I was talking to someone recently about entrepreneurship, and he said how he had - still in the year 2025 - come across a very distorted idea of entrepreneurship. It went something like this: it's easy to be an entrepreneur because you can wake up whenever you want and go on holiday when you feel like it. When I hear such a stream of ideas flowing from the mind of someone with the right to vote and the legal capacity to act, I wonder at what point have we as a society made such a big mistake in trivialising entrepreneurship to this level? If entrepreneurship were as described above, wouldn't everyone, every single adult, be an entrepreneur?

Of course, there are certain freedoms that come with entrepreneurship that you don't enjoy as an employee, but you have to compensate somehow for pulling that rock. As for that remark, have people who think like that ever considered that a small business owner who employs, say, a few people is very often the first to arrive and the last to leave? When the employees are on their annual leave, who else is there as a boomerang but the entrepreneur himself?

When does the entrepreneur himself take his holidays? Simple: when time and money permit. It's just a pity that in many, many cases, the entrepreneur's holiday is reduced to a half-hearted long weekend or the batteries are recharged while he or she is putting out another fire. Then try to relax and get into a zen state to make everyday life lighter again. But one of the biggest reasons for the scarcity and/or brevity of holidays for entrepreneurs is probably to be found at the bottom of the wallet. Few small business owners have the financial means to take time off and travel to the dock to photograph their toes on social media. This is not only because, as entrepreneurs bear the financial responsibility for the holidays of their employees and the very lifeblood of their business, with consumer prices rising, a month of 'elluncation' is an impossible equation for many entrepreneurs.

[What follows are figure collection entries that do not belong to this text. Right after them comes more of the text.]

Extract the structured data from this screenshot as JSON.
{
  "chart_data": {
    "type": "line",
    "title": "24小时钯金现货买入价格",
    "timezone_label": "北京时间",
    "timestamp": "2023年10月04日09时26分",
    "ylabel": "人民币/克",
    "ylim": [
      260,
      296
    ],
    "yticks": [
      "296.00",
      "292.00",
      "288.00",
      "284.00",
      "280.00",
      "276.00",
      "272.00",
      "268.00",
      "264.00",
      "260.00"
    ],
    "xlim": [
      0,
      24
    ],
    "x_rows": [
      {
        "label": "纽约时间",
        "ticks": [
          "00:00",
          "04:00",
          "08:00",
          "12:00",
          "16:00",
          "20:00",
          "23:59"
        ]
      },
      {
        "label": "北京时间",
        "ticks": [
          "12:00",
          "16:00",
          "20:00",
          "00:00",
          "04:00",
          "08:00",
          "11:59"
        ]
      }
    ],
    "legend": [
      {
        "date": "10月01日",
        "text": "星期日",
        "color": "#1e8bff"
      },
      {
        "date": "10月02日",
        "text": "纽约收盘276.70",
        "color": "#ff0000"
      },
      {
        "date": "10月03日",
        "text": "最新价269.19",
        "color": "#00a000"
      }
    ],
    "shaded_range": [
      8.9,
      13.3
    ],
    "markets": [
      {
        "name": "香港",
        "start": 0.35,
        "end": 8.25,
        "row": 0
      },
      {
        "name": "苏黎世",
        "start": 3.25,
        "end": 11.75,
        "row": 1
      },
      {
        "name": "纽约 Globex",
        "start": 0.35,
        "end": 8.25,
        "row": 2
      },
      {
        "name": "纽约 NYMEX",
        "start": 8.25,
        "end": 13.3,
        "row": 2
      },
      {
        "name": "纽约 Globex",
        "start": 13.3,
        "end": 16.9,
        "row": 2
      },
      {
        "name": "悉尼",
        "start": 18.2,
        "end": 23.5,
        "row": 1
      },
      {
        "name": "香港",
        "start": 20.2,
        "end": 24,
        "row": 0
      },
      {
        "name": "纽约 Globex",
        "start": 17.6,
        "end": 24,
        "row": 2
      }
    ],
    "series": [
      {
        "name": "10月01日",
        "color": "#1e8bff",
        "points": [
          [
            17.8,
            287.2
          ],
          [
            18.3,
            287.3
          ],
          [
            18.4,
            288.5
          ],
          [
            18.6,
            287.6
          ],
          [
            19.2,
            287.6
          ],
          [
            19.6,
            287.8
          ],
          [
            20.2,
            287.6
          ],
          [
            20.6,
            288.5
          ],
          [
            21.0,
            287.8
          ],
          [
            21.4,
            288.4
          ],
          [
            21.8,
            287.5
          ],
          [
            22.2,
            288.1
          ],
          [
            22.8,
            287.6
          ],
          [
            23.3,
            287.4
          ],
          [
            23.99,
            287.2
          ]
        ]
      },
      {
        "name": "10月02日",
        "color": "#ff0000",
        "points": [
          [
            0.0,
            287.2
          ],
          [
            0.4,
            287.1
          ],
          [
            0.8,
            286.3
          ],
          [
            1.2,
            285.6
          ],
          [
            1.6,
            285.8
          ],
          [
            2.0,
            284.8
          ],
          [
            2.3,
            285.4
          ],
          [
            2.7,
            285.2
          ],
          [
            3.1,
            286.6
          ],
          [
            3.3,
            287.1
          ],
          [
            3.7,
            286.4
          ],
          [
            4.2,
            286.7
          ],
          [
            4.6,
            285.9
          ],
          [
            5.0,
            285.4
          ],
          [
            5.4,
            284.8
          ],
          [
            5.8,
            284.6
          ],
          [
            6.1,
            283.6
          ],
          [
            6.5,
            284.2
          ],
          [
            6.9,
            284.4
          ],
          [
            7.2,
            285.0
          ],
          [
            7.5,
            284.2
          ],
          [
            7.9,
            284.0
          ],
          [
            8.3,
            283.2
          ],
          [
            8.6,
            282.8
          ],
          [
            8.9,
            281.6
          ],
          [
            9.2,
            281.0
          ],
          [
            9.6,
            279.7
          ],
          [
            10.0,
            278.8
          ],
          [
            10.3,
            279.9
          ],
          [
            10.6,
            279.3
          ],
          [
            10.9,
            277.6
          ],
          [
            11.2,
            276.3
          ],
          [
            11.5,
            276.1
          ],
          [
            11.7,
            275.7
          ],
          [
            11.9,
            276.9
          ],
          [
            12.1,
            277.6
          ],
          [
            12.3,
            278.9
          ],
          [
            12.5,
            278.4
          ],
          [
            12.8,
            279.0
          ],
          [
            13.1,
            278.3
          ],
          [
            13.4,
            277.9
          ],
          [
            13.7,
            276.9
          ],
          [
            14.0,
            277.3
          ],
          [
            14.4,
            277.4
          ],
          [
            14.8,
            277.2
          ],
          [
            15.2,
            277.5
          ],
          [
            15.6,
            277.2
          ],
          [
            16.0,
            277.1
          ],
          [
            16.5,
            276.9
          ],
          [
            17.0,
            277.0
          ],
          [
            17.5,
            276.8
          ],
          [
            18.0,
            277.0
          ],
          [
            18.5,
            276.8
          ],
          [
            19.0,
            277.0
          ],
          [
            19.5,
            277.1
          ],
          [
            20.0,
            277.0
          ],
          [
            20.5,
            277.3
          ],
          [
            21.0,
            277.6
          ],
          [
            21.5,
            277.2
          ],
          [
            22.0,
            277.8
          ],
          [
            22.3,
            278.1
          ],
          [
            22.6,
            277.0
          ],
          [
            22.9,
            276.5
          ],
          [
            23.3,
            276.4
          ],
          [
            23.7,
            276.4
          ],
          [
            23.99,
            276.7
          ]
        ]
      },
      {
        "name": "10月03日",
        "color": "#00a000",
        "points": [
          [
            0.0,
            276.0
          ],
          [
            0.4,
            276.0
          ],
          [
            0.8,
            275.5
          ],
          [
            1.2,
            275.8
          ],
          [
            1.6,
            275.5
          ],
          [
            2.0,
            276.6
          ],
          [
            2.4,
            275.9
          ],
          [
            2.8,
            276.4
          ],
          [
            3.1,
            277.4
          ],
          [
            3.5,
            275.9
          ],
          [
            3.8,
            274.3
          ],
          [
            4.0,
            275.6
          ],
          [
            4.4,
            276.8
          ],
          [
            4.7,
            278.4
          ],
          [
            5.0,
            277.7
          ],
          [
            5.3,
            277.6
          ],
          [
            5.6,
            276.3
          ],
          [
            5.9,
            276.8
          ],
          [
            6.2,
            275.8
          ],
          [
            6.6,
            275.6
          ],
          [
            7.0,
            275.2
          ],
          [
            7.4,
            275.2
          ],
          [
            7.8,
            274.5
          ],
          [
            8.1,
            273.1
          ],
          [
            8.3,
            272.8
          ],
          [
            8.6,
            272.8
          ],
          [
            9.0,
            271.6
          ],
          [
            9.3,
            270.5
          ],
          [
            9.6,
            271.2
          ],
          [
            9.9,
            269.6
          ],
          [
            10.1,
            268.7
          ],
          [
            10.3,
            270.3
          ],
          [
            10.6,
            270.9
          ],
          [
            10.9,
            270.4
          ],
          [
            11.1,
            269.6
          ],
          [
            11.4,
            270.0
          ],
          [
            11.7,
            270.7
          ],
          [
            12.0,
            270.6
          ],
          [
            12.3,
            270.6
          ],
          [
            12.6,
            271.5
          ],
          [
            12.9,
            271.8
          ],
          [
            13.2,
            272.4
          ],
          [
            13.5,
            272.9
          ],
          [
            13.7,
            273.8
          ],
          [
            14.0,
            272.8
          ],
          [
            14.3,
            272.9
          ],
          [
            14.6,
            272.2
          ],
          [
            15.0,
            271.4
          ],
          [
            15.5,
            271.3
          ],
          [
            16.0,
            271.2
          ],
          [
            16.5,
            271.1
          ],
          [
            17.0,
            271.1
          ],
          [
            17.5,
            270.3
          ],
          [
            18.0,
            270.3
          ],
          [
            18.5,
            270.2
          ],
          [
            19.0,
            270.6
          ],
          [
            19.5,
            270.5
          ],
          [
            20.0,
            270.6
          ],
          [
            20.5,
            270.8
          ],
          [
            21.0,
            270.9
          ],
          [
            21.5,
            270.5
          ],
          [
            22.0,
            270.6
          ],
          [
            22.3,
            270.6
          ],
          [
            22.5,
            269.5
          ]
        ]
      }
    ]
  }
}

It is said that employers are trying to squeeze everything possible and impossible out of their employees, but who ever, other than another entrepreneur, thinks about the mental well-being and well-being of entrepreneurs that comes from zeroing in? Of course, it is a different matter whether the entrepreneur will ever know or be able to reset his or her head to factory settings. As I write this, I am lying in a hospital bed after suffering from inflammation of the kidney pelvis and blood poisoning. Of course, as an entrepreneur, I thought that my work, phone calls or a few texts would be just as smooth while I was lying here, because after all, those things have to be taken out of the daily routine. Even my wits tell me that there is no point in this, but sometimes (quite often) entrepreneurship is not about being sensible, but about getting things done in an agreed way and on time. Then you think about other things, such as holidays.

"As entrepreneurs bear the financial responsibility for the holidays of their employees and the livelihood of the company in general, a month of "counter-loaning" in the face of rising consumer prices is an impossible equation for many entrepreneurs."